When the lamb bit her, it placed a strong spell upon her, a bond that could not easily be broken. For the Ylfen magic is not one that any normal human can oppose. Even those of us learned in the magical arts know it is wise to not challenge such things; this sort of magic is to the Ylfe as breathing is to you and I.

When the girl did not return that evening her father sent out search parties, but his daughter could not be found. They searched high and low, through every part of their master's lands until they finally came to the Fallow Field. None of the workers dared go in there, for they knew the mischief that was waiting for them over the other side of the hedge.

Her father was desperate and armed himself with charms and a good strong cudgel and made his way into the field. Alone he walked every inch of it, calling to his daughter and cursing the name of the Ylfe, but he found nothing.

The young women's father spent the rest of his days a broken man, the light from his life left him on that day.
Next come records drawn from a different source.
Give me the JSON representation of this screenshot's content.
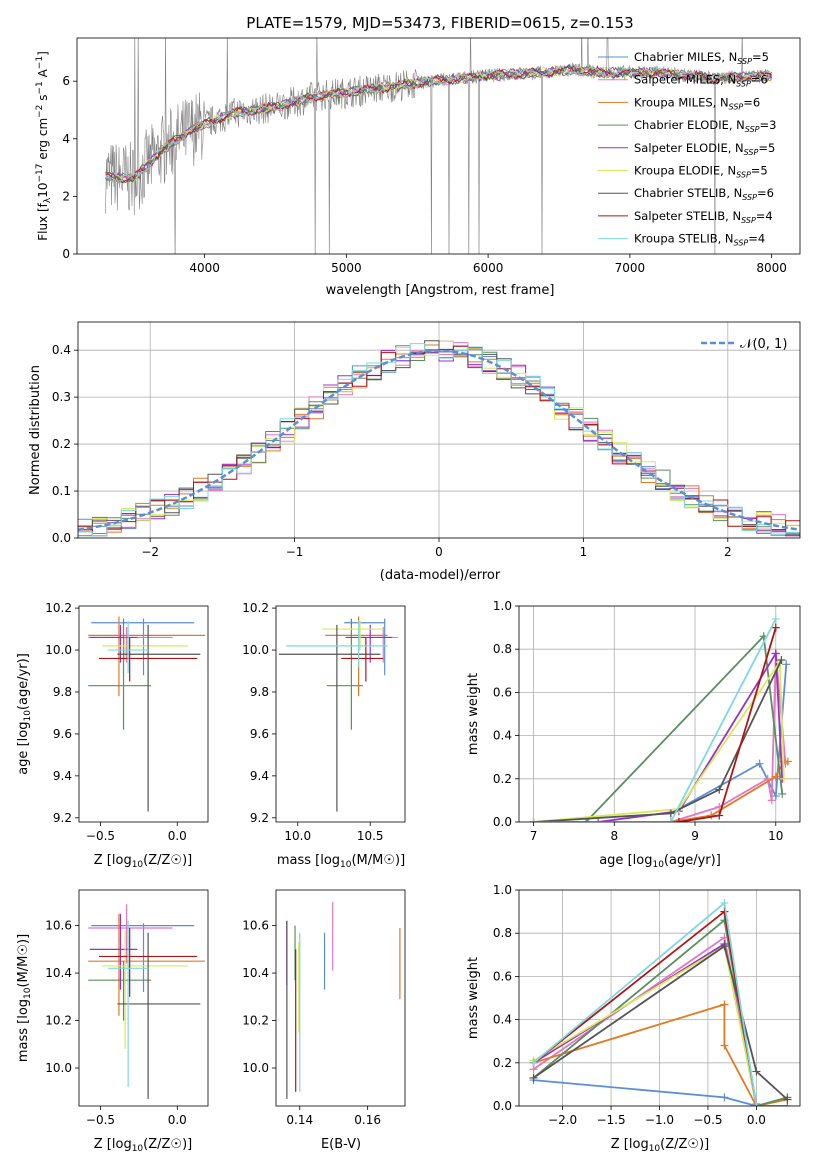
{
  "chart_data": [
    {
      "type": "line",
      "title": "PLATE=1579, MJD=53473, FIBERID=0615, z=0.153",
      "xlabel": "wavelength [Angstrom, rest frame]",
      "ylabel": "Flux [f_λ 10^-17 erg cm^-2 s^-1 A^-1]",
      "ylabel_parts": {
        "pre": "Flux [f",
        "sub": "λ",
        "mid": "10",
        "sup1": "−17",
        "mid2": " erg cm",
        "sup2": "−2",
        "mid3": " s",
        "sup3": "−1",
        "mid4": " A",
        "sup4": "−1",
        "post": "]"
      },
      "xlim": [
        3100,
        8200
      ],
      "ylim": [
        0,
        7.5
      ],
      "xticks": [
        4000,
        5000,
        6000,
        7000,
        8000
      ],
      "yticks": [
        0,
        2,
        4,
        6
      ],
      "grid": false,
      "legend_position": "top-right",
      "spectrum_anchors": {
        "x": [
          3300,
          3500,
          3700,
          3900,
          4000,
          4200,
          4500,
          4800,
          5000,
          5300,
          5600,
          6000,
          6400,
          6600,
          6800,
          7200,
          7600,
          8000
        ],
        "y": [
          2.7,
          2.6,
          3.6,
          4.3,
          4.5,
          4.9,
          5.1,
          5.5,
          5.6,
          5.8,
          6.0,
          6.2,
          6.3,
          6.4,
          6.3,
          6.3,
          6.1,
          6.2
        ]
      },
      "series": [
        {
          "name": "Chabrier MILES",
          "nssp": "5",
          "color": "#5b8fd4"
        },
        {
          "name": "Salpeter MILES",
          "nssp": "6",
          "color": "#e377c2"
        },
        {
          "name": "Kroupa MILES",
          "nssp": "6",
          "color": "#e07a23"
        },
        {
          "name": "Chabrier ELODIE",
          "nssp": "3",
          "color": "#5a8f5f"
        },
        {
          "name": "Salpeter ELODIE",
          "nssp": "5",
          "color": "#9b30c8"
        },
        {
          "name": "Kroupa ELODIE",
          "nssp": "5",
          "color": "#d9e85c"
        },
        {
          "name": "Chabrier STELIB",
          "nssp": "6",
          "color": "#555555"
        },
        {
          "name": "Salpeter STELIB",
          "nssp": "4",
          "color": "#b01515"
        },
        {
          "name": "Kroupa STELIB",
          "nssp": "4",
          "color": "#7fd8e0"
        }
      ],
      "data_color": "#808080"
    },
    {
      "type": "line",
      "xlabel": "(data-model)/error",
      "ylabel": "Normed distribution",
      "xlim": [
        -2.5,
        2.5
      ],
      "ylim": [
        0,
        0.46
      ],
      "xticks": [
        -2,
        -1,
        0,
        1,
        2
      ],
      "yticks": [
        0.0,
        0.1,
        0.2,
        0.3,
        0.4
      ],
      "grid": true,
      "legend_position": "top-right",
      "gaussian_label": "𝒩(0, 1)",
      "gaussian_color": "#5b8fd4",
      "bin_width": 0.1
    },
    {
      "type": "scatter",
      "xlabel": "Z [log10(Z/Z☉)]",
      "ylabel": "age [log10(age/yr)]",
      "xlim": [
        -0.64,
        0.2
      ],
      "ylim": [
        9.18,
        10.21
      ],
      "xticks": [
        -0.5,
        0.0
      ],
      "yticks": [
        9.2,
        9.4,
        9.6,
        9.8,
        10.0,
        10.2
      ],
      "points": [
        {
          "x": -0.22,
          "xerr": [
            0.34,
            0.33
          ],
          "y": 10.13,
          "yerr": [
            0.25,
            0.02
          ],
          "series": 0
        },
        {
          "x": -0.33,
          "xerr": [
            0.25,
            0.3
          ],
          "y": 10.06,
          "yerr": [
            0.12,
            0.05
          ],
          "series": 1
        },
        {
          "x": -0.38,
          "xerr": [
            0.2,
            0.56
          ],
          "y": 10.07,
          "yerr": [
            0.29,
            0.09
          ],
          "series": 2
        },
        {
          "x": -0.35,
          "xerr": [
            0.23,
            0.18
          ],
          "y": 9.83,
          "yerr": [
            0.21,
            0.32
          ],
          "series": 3
        },
        {
          "x": -0.37,
          "xerr": [
            0.2,
            0.11
          ],
          "y": 10.06,
          "yerr": [
            0.12,
            0.06
          ],
          "series": 4
        },
        {
          "x": -0.34,
          "xerr": [
            0.15,
            0.41
          ],
          "y": 10.02,
          "yerr": [
            0.07,
            0.04
          ],
          "series": 5
        },
        {
          "x": -0.19,
          "xerr": [
            0.2,
            0.34
          ],
          "y": 9.98,
          "yerr": [
            0.75,
            0.14
          ],
          "series": 6
        },
        {
          "x": -0.31,
          "xerr": [
            0.2,
            0.44
          ],
          "y": 9.96,
          "yerr": [
            0.11,
            0.1
          ],
          "series": 7
        },
        {
          "x": -0.32,
          "xerr": [
            0.13,
            0.13
          ],
          "y": 10.0,
          "yerr": [
            0.11,
            0.14
          ],
          "series": 8
        }
      ]
    },
    {
      "type": "scatter",
      "xlabel": "mass [log10(M/M☉)]",
      "xlim": [
        9.85,
        10.74
      ],
      "ylim": [
        9.18,
        10.21
      ],
      "xticks": [
        10.0,
        10.5
      ],
      "yticks": [
        9.2,
        9.4,
        9.6,
        9.8,
        10.0,
        10.2
      ],
      "points": [
        {
          "x": 10.6,
          "xerr": [
            0.28,
            0.0
          ],
          "y": 10.13,
          "yerr": [
            0.25,
            0.02
          ],
          "series": 0
        },
        {
          "x": 10.59,
          "xerr": [
            0.15,
            0.1
          ],
          "y": 10.06,
          "yerr": [
            0.12,
            0.05
          ],
          "series": 1
        },
        {
          "x": 10.42,
          "xerr": [
            0.23,
            0.2
          ],
          "y": 10.07,
          "yerr": [
            0.29,
            0.09
          ],
          "series": 2
        },
        {
          "x": 10.37,
          "xerr": [
            0.17,
            0.08
          ],
          "y": 9.83,
          "yerr": [
            0.21,
            0.32
          ],
          "series": 3
        },
        {
          "x": 10.5,
          "xerr": [
            0.17,
            0.15
          ],
          "y": 10.06,
          "yerr": [
            0.12,
            0.06
          ],
          "series": 4
        },
        {
          "x": 10.43,
          "xerr": [
            0.26,
            0.15
          ],
          "y": 10.1,
          "yerr": [
            0.1,
            0.04
          ],
          "series": 5
        },
        {
          "x": 10.27,
          "xerr": [
            0.4,
            0.3
          ],
          "y": 9.98,
          "yerr": [
            0.75,
            0.14
          ],
          "series": 6
        },
        {
          "x": 10.47,
          "xerr": [
            0.17,
            0.12
          ],
          "y": 9.96,
          "yerr": [
            0.11,
            0.1
          ],
          "series": 7
        },
        {
          "x": 10.42,
          "xerr": [
            0.5,
            0.2
          ],
          "y": 10.02,
          "yerr": [
            0.1,
            0.12
          ],
          "series": 8
        }
      ]
    },
    {
      "type": "line",
      "xlabel": "age [log10(age/yr)]",
      "ylabel": "mass weight",
      "xlim": [
        6.82,
        10.3
      ],
      "ylim": [
        0,
        1
      ],
      "xticks": [
        7,
        8,
        9,
        10
      ],
      "yticks": [
        0.0,
        0.2,
        0.4,
        0.6,
        0.8,
        1.0
      ],
      "grid": true,
      "series": [
        {
          "x": [
            8.7,
            9.8,
            10.0,
            10.13
          ],
          "y": [
            0.04,
            0.27,
            0.12,
            0.73
          ],
          "series": 0
        },
        {
          "x": [
            8.7,
            9.3,
            9.9,
            9.95,
            10.0,
            10.12
          ],
          "y": [
            0.0,
            0.07,
            0.2,
            0.1,
            0.78,
            0.27
          ],
          "series": 1
        },
        {
          "x": [
            8.7,
            9.2,
            10.0,
            10.1,
            10.15
          ],
          "y": [
            0.0,
            0.03,
            0.21,
            0.28,
            0.28
          ],
          "series": 2
        },
        {
          "x": [
            7.0,
            7.65,
            9.85,
            10.08
          ],
          "y": [
            0.0,
            0.0,
            0.86,
            0.13
          ],
          "series": 3
        },
        {
          "x": [
            7.8,
            8.8,
            10.0,
            10.08
          ],
          "y": [
            0.0,
            0.05,
            0.78,
            0.2
          ],
          "series": 4
        },
        {
          "x": [
            7.0,
            8.8,
            10.05,
            10.1
          ],
          "y": [
            0.0,
            0.06,
            0.74,
            0.2
          ],
          "series": 5
        },
        {
          "x": [
            7.0,
            8.7,
            9.3,
            10.07
          ],
          "y": [
            0.0,
            0.04,
            0.15,
            0.75
          ],
          "series": 6
        },
        {
          "x": [
            8.8,
            9.3,
            10.0
          ],
          "y": [
            0.0,
            0.03,
            0.9
          ],
          "series": 7
        },
        {
          "x": [
            7.0,
            8.7,
            10.0
          ],
          "y": [
            0.0,
            0.0,
            0.94
          ],
          "series": 8
        }
      ]
    },
    {
      "type": "scatter",
      "xlabel": "Z [log10(Z/Z☉)]",
      "ylabel": "mass [log10(M/M☉)]",
      "xlim": [
        -0.64,
        0.2
      ],
      "ylim": [
        9.84,
        10.75
      ],
      "xticks": [
        -0.5,
        0.0
      ],
      "yticks": [
        10.0,
        10.2,
        10.4,
        10.6
      ],
      "points": [
        {
          "x": -0.22,
          "xerr": [
            0.34,
            0.33
          ],
          "y": 10.6,
          "yerr": [
            0.28,
            0.01
          ],
          "series": 0
        },
        {
          "x": -0.33,
          "xerr": [
            0.25,
            0.3
          ],
          "y": 10.59,
          "yerr": [
            0.15,
            0.1
          ],
          "series": 1
        },
        {
          "x": -0.38,
          "xerr": [
            0.2,
            0.56
          ],
          "y": 10.45,
          "yerr": [
            0.23,
            0.2
          ],
          "series": 2
        },
        {
          "x": -0.35,
          "xerr": [
            0.23,
            0.18
          ],
          "y": 10.37,
          "yerr": [
            0.17,
            0.08
          ],
          "series": 3
        },
        {
          "x": -0.37,
          "xerr": [
            0.2,
            0.11
          ],
          "y": 10.5,
          "yerr": [
            0.17,
            0.15
          ],
          "series": 4
        },
        {
          "x": -0.34,
          "xerr": [
            0.15,
            0.41
          ],
          "y": 10.43,
          "yerr": [
            0.35,
            0.15
          ],
          "series": 5
        },
        {
          "x": -0.19,
          "xerr": [
            0.2,
            0.34
          ],
          "y": 10.27,
          "yerr": [
            0.4,
            0.3
          ],
          "series": 6
        },
        {
          "x": -0.31,
          "xerr": [
            0.2,
            0.44
          ],
          "y": 10.47,
          "yerr": [
            0.17,
            0.12
          ],
          "series": 7
        },
        {
          "x": -0.32,
          "xerr": [
            0.13,
            0.13
          ],
          "y": 10.42,
          "yerr": [
            0.5,
            0.2
          ],
          "series": 8
        }
      ]
    },
    {
      "type": "scatter",
      "xlabel": "E(B-V)",
      "xlim": [
        0.133,
        0.171
      ],
      "ylim": [
        9.84,
        10.75
      ],
      "xticks": [
        0.14,
        0.16
      ],
      "yticks": [
        10.0,
        10.2,
        10.4,
        10.6
      ],
      "points": [
        {
          "x": 0.1473,
          "y": 10.45,
          "yerr": [
            0.12,
            0.12
          ],
          "series": 0
        },
        {
          "x": 0.1497,
          "y": 10.55,
          "yerr": [
            0.14,
            0.15
          ],
          "series": 1
        },
        {
          "x": 0.1695,
          "y": 10.44,
          "yerr": [
            0.15,
            0.15
          ],
          "series": 2
        },
        {
          "x": 0.1386,
          "y": 10.5,
          "yerr": [
            0.13,
            0.1
          ],
          "series": 3
        },
        {
          "x": 0.1362,
          "y": 10.5,
          "yerr": [
            0.15,
            0.12
          ],
          "series": 4
        },
        {
          "x": 0.1397,
          "y": 10.35,
          "yerr": [
            0.2,
            0.18
          ],
          "series": 5
        },
        {
          "x": 0.1362,
          "y": 10.25,
          "yerr": [
            0.38,
            0.37
          ],
          "series": 6
        },
        {
          "x": 0.1388,
          "y": 10.2,
          "yerr": [
            0.3,
            0.3
          ],
          "series": 7
        },
        {
          "x": 0.14,
          "y": 10.25,
          "yerr": [
            0.35,
            0.32
          ],
          "series": 8
        }
      ]
    },
    {
      "type": "line",
      "xlabel": "Z [log10(Z/Z☉)]",
      "ylabel": "mass weight",
      "xlim": [
        -2.45,
        0.45
      ],
      "ylim": [
        0,
        1
      ],
      "xticks": [
        -2.0,
        -1.5,
        -1.0,
        -0.5,
        0.0
      ],
      "yticks": [
        0.0,
        0.2,
        0.4,
        0.6,
        0.8,
        1.0
      ],
      "grid": true,
      "series": [
        {
          "x": [
            -2.3,
            -0.33,
            0.0,
            0.32
          ],
          "y": [
            0.12,
            0.04,
            0.0,
            0.0
          ],
          "series": 0
        },
        {
          "x": [
            -2.3,
            -0.33,
            0.0
          ],
          "y": [
            0.17,
            0.78,
            0.01
          ],
          "series": 1
        },
        {
          "x": [
            -2.3,
            -0.33,
            -0.33,
            0.0,
            0.32
          ],
          "y": [
            0.2,
            0.47,
            0.28,
            0.0,
            0.03
          ],
          "series": 2
        },
        {
          "x": [
            -2.3,
            -0.33,
            0.0,
            0.32
          ],
          "y": [
            0.13,
            0.86,
            0.0,
            0.04
          ],
          "series": 3
        },
        {
          "x": [
            -2.3,
            -0.33,
            0.0
          ],
          "y": [
            0.2,
            0.75,
            0.0
          ],
          "series": 4
        },
        {
          "x": [
            -2.3,
            -0.33,
            0.0
          ],
          "y": [
            0.21,
            0.74,
            0.0
          ],
          "series": 5
        },
        {
          "x": [
            -2.3,
            -0.33,
            0.0,
            0.32
          ],
          "y": [
            0.13,
            0.74,
            0.16,
            0.03
          ],
          "series": 6
        },
        {
          "x": [
            -2.3,
            -0.33,
            0.0
          ],
          "y": [
            0.2,
            0.9,
            0.0
          ],
          "series": 7
        },
        {
          "x": [
            -2.3,
            -0.33,
            0.0
          ],
          "y": [
            0.2,
            0.94,
            0.0
          ],
          "series": 8
        }
      ]
    }
  ]
}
It is said that his good fortune ended as well, for a great blight came over his livestock and all died a miserable death. Ever crop that was planted died and her man ended you dying in poverty, his lands sold to pay his debts.

You see, not only had he lost his only daughter, but as far as the magic folk we concerned their agreement has been broken. For the Ylfe were not content to take away their protective enchantments and let the wyrd fall what may, they are also spiteful and took revenge in all ways they could.
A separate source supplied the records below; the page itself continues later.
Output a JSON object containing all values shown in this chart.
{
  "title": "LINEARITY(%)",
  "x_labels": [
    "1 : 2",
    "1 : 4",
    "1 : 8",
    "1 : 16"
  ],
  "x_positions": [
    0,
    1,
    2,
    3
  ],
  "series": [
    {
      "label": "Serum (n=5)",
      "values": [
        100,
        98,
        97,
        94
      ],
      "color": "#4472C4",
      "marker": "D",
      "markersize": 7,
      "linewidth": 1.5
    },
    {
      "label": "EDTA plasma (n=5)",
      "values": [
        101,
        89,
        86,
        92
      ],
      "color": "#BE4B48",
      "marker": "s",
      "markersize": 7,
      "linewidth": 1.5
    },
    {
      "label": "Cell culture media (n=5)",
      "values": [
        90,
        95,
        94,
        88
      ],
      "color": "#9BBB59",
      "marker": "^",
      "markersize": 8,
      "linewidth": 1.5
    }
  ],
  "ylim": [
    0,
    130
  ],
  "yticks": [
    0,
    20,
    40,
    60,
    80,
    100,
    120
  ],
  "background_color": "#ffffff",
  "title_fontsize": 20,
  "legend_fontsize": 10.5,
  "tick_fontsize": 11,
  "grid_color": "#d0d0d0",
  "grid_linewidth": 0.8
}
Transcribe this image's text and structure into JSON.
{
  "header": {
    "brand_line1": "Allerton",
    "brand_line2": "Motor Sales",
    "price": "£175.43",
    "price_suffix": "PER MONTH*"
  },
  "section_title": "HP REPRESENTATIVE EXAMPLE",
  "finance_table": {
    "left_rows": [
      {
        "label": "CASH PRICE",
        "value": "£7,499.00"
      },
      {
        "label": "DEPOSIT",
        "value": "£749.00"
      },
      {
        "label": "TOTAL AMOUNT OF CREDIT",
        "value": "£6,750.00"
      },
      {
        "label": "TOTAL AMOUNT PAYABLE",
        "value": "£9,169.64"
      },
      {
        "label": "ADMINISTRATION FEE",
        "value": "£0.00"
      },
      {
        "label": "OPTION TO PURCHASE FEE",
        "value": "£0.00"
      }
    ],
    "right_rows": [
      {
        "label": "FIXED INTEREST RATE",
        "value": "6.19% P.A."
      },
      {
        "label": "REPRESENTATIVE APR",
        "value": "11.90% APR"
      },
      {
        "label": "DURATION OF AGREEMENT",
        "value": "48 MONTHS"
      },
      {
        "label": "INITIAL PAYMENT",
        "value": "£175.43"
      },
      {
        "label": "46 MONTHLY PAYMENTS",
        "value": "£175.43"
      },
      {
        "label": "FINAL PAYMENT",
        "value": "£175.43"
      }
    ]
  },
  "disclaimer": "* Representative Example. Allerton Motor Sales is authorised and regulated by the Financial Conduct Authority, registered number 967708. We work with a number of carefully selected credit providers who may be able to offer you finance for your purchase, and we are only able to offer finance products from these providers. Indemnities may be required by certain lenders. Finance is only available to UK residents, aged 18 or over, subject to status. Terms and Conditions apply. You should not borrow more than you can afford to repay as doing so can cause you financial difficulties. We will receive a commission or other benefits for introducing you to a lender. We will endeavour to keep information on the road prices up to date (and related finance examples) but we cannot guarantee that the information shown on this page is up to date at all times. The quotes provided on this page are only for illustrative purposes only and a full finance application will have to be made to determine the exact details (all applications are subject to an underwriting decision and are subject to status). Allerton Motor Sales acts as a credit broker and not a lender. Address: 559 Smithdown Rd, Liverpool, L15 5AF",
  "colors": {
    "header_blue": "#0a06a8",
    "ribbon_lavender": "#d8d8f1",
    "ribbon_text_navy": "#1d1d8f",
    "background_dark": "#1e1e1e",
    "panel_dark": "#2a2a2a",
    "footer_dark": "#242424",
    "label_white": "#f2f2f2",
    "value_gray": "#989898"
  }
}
What become of the maiden I hear you ask? As she drifted into her slumber, it is said that young oak tree took pity on the maiden. The oak knew the ways of the Ylfe and her knew what they were capable of. But their magic is no match for something as mighty as a prince of the wood.

As the glamours of the other place were descending, making it impossible for any human to see the enchanted child the oak made it clear she was under his protection.  It grew its branches around her and kept her safe, eventually surrounding her completely with its mighty trunk, protecting her from the vengeful temptations of the magical folk.

The oak grew large and strong, and became the largest tree in the woodland that eventually took over the Fallow Field. The prince grew into a king of the trees and forever is protecting the sleeping maiden.

The oak tree is still here on the Island if you know where to look and no one dares to cut it down. It sand in its wood, in a place where will do not like to longer for too long. The wayfarer does not tarry in this corner of the world, especially at dusk for people know that misadventure will come to those the idol amongst these trees.

The maiden still sleeps, warm and protected within and the tree's oath still stands. Those people who know this tree will stop and pay their respects and on warm summers days they may even leave a wild flower before the trunk of the great oak.